While smaller communities like Invermere and Radium don’t see much homelessness, it’s there, lurking in the shadows away from prying eyes. A foot sticking out from under a tarp, a makeshift tent flapping in the wind, a shopping cart overflowing with household items. 

Every town seems to have a homeless person living on the street (under a bridge), getting by on the generosity of others or on sheer survivor, dog-eat-dog instinct. 

It has become a huge problem in many larger centres in B.C. In Penticton, for example, homelessness has exploded to the point where you see carts turned into rail cars on nearly every other corner. In Kelowna, it can be risky walking down certain streets, even in daylight where some homeless are known to accost the innocent. 

Last week in Penticton a homeless person with a couple of overloaded buggies was observed trying to get warm in front of a portable heater attached to a propane tank. A harsh reminder that old man winter is coming and will show no mercy to anyone. 

There was one dear lady in Oliver who lived on the street a few years ago. Her name was Crystal Clear and she was a staunch advocate for the homeless, but nobody took her seriously. Her raspy voice echoed throughout town as she and her buddies preached from their favourite drinking bench in Triangle Park. Crystal later died, mostly alone, but her memory lives on for those who loved her for speaking up for the less fortunate.

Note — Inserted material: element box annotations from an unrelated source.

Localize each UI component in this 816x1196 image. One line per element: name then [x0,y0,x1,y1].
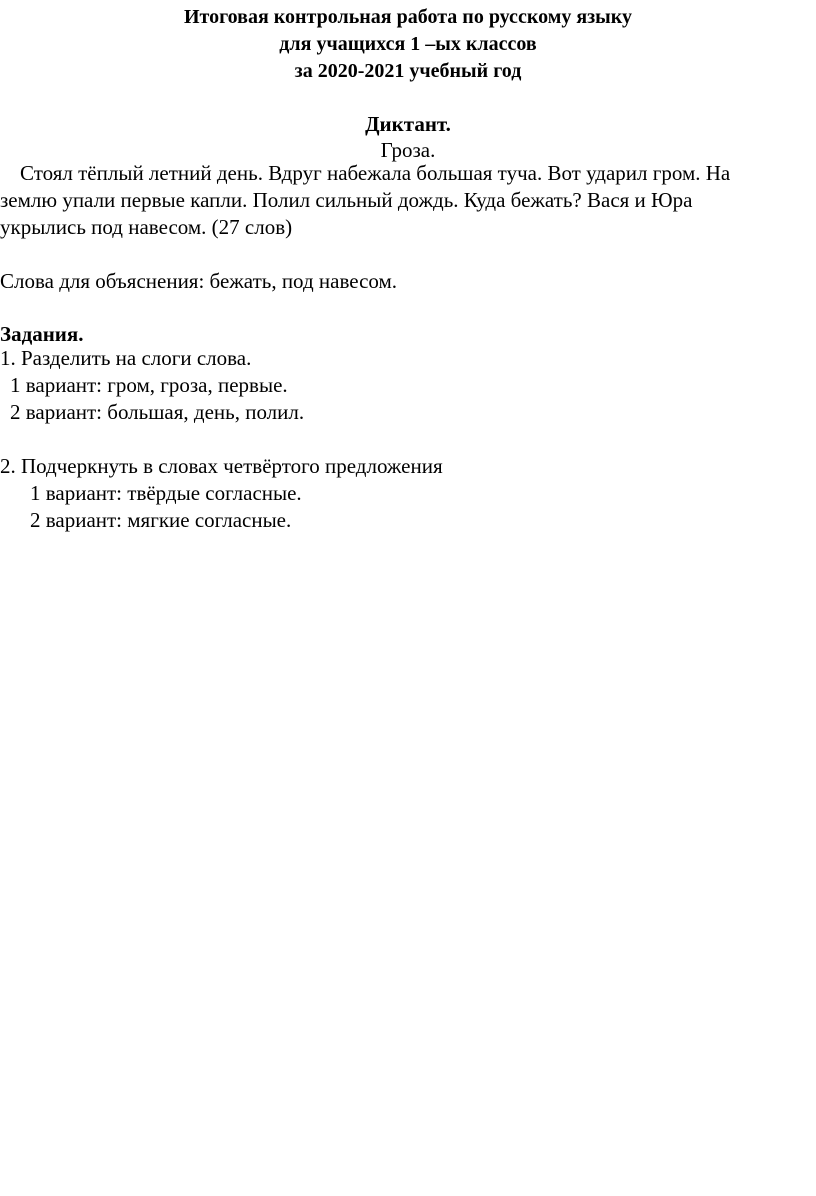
dictation-text-line-1: Стоял тёплый летний день. Вдруг набежала большая туча. Вот ударил гром. На [20,161,731,185]
task-1-title: 1. Разделить на слоги слова. [0,346,252,370]
header-title-line-1: Итоговая контрольная работа по русскому языку [183,6,633,28]
task-2-title: 2. Подчеркнуть в словах четвёртого предложения [0,454,443,478]
dictation-heading: Диктант. [365,112,451,136]
header-title-line-3: за 2020-2021 учебный год [294,60,522,82]
task-2-variant-2: 2 вариант: мягкие согласные. [30,508,292,532]
task-1-variant-1: 1 вариант: гром, гроза, первые. [10,373,288,397]
header-title-line-2: для учащихся 1 –ых классов [279,33,537,55]
task-1-variant-2: 2 вариант: большая, день, полил. [10,400,305,424]
tasks-heading: Задания. [0,322,84,346]
explanation-words: Слова для объяснения: бежать, под навесом. [0,269,398,293]
dictation-text-line-3: укрылись под навесом. (27 слов) [0,215,293,239]
dictation-text-line-2: землю упали первые капли. Полил сильный дождь. Куда бежать? Вася и Юра [0,188,693,212]
task-2-variant-1: 1 вариант: твёрдые согласные. [30,481,302,505]
dictation-title: Гроза. [380,138,436,162]
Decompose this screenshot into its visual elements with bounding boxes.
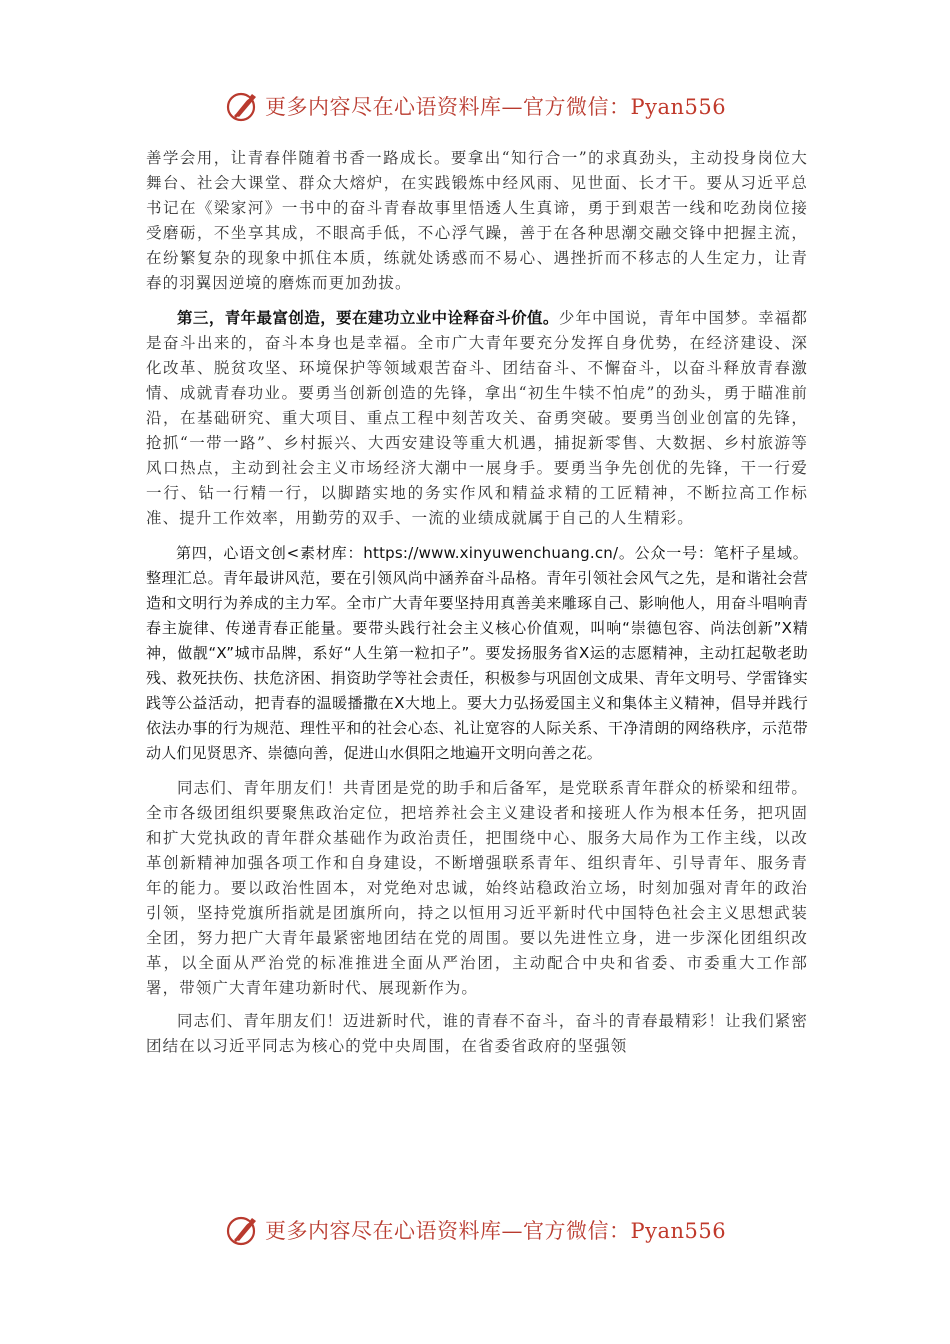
quill-logo-icon [225,88,261,124]
header-banner [225,86,745,126]
paragraph-1: 善学会用，让青春伴随着书香一路成长。要拿出“知行合一”的求真劲头，主动投身岗位大舞台、社会大课堂、群众大熔炉，在实践锻炼中经风雨、见世面、长才干。要从习近平总书记在《梁家河》一书中的奋斗青春故事里悟透人生真谛，勇于到艰苦一线和吃劲岗位接受磨砺，不坐享其成，不眼高手低，不心浮气躁，善于在各种思潮交融交锋中把握主流，在纷繁复杂的现象中抓住本质，练就处诱惑而不易心、遇挫折而不移志的人生定力，让青春的羽翼因逆境的磨炼而更加劲拔。 [146,149,808,292]
footer-banner [225,1210,745,1250]
paragraph-4: 同志们、青年朋友们！共青团是党的助手和后备军，是党联系青年群众的桥梁和纽带。全市各级团组织要聚焦政治定位，把培养社会主义建设者和接班人作为根本任务，把巩固和扩大党执政的青年群众基础作为政治责任，把围绕中心、服务大局作为工作主线，以改革创新精神加强各项工作和自身建设，不断增强联系青年、组织青年、引导青年、服务青年的能力。要以政治性固本，对党绝对忠诚，始终站稳政治立场，时刻加强对青年的政治引领，坚持党旗所指就是团旗所向，持之以恒用习近平新时代中国特色社会主义思想武装全团，努力把广大青年最紧密地团结在党的周围。要以先进性立身，进一步深化团组织改革，以全面从严治党的标准推进全面从严治团，主动配合中央和省委、市委重大工作部署，带领广大青年建功新时代、展现新作为。 [146,779,808,997]
document-body [146,146,808,1059]
header-banner-text: 更多内容尽在心语资料库—官方微信：Pyan556 [265,95,727,119]
quill-logo-icon [225,1212,261,1248]
section-heading-3: 第三，青年最富创造，要在建功立业中诠释奋斗价值。 [177,309,559,327]
paragraph-5: 同志们、青年朋友们！迈进新时代，谁的青春不奋斗，奋斗的青春最精彩！让我们紧密团结在以习近平同志为核心的党中央周围，在省委省政府的坚强领 [146,1012,808,1055]
footer-banner-text: 更多内容尽在心语资料库—官方微信：Pyan556 [265,1219,727,1243]
paragraph-2: 第三，青年最富创造，要在建功立业中诠释奋斗价值。少年中国说，青年中国梦。幸福都是奋斗出来的，奋斗本身也是幸福。全市广大青年要充分发挥自身优势，在经济建设、深化改革、脱贫攻坚、环境保护等领域艰苦奋斗、团结奋斗、不懈奋斗，以奋斗释放青春激情、成就青春功业。要勇当创新创造的先锋，拿出“初生牛犊不怕虎”的劲头，勇于瞄准前沿，在基础研究、重大项目、重点工程中刻苦攻关、奋勇突破。要勇当创业创富的先锋，抢抓“一带一路”、乡村振兴、大西安建设等重大机遇，捕捉新零售、大数据、乡村旅游等风口热点，主动到社会主义市场经济大潮中一展身手。要勇当争先创优的先锋，干一行爱一行、钻一行精一行，以脚踏实地的务实作风和精益求精的工匠精神，不断拉高工作标准、提升工作效率，用勤劳的双手、一流的业绩成就属于自己的人生精彩。 [146,309,808,527]
paragraph-3: 第四，心语文创<素材库：https://www.xinyuwenchuang.cn/。公众一号：笔杆子星域。整理汇总。青年最讲风范，要在引领风尚中涵养奋斗品格。青年引领社会风气之先，是和谐社会营造和文明行为养成的主力军。全市广大青年要坚持用真善美来雕琢自己、影响他人，用奋斗唱响青春主旋律、传递青春正能量。要带头践行社会主义核心价值观，叫响“崇德包容、尚法创新”X精神，做靓“X”城市品牌，系好“人生第一粒扣子”。要发扬服务省X运的志愿精神，主动扛起敬老助残、救死扶伤、扶危济困、捐资助学等社会责任，积极参与巩固创文成果、青年文明号、学雷锋实践等公益活动，把青春的温暖播撒在X大地上。要大力弘扬爱国主义和集体主义精神，倡导并践行依法办事的行为规范、理性平和的社会心态、礼让宽容的人际关系、干净清朗的网络秩序，示范带动人们见贤思齐、崇德向善，促进山水俱阳之地遍开文明向善之花。 [146,544,808,762]
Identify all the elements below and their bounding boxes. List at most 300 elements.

More homeless encampments seem to be popping up in our cities and rural areas, and really, you can’t blame these people for doing what they can to survive. Bylaw enforcement officers have the tough job of breaking up these camps and moving the squatters along . . . to another makeshift shelter down the road. The problem is many of these encampments become eyesores and a hazard to the community when fires get out of control and threaten the lives of everyone. This is especially alarming in the backcountry where one careless act can cause a devastating wildfire to burn for months, just like we’ve seen this past summer.

The City of Penticton is commended for its “heart and hammer” approach to homelessness through its Community Safety Officer program, but more needs to be done by the province to address this growing problem. More regulated homeless shelters, especially in winter, are a priority. Perhaps clear some land in a central location (away from residential areas) to accommodate the homeless with enforced rules and regulations. While this may not be the answer, it’s at least doing something proactive instead of reacting when a problem rears its ugly head.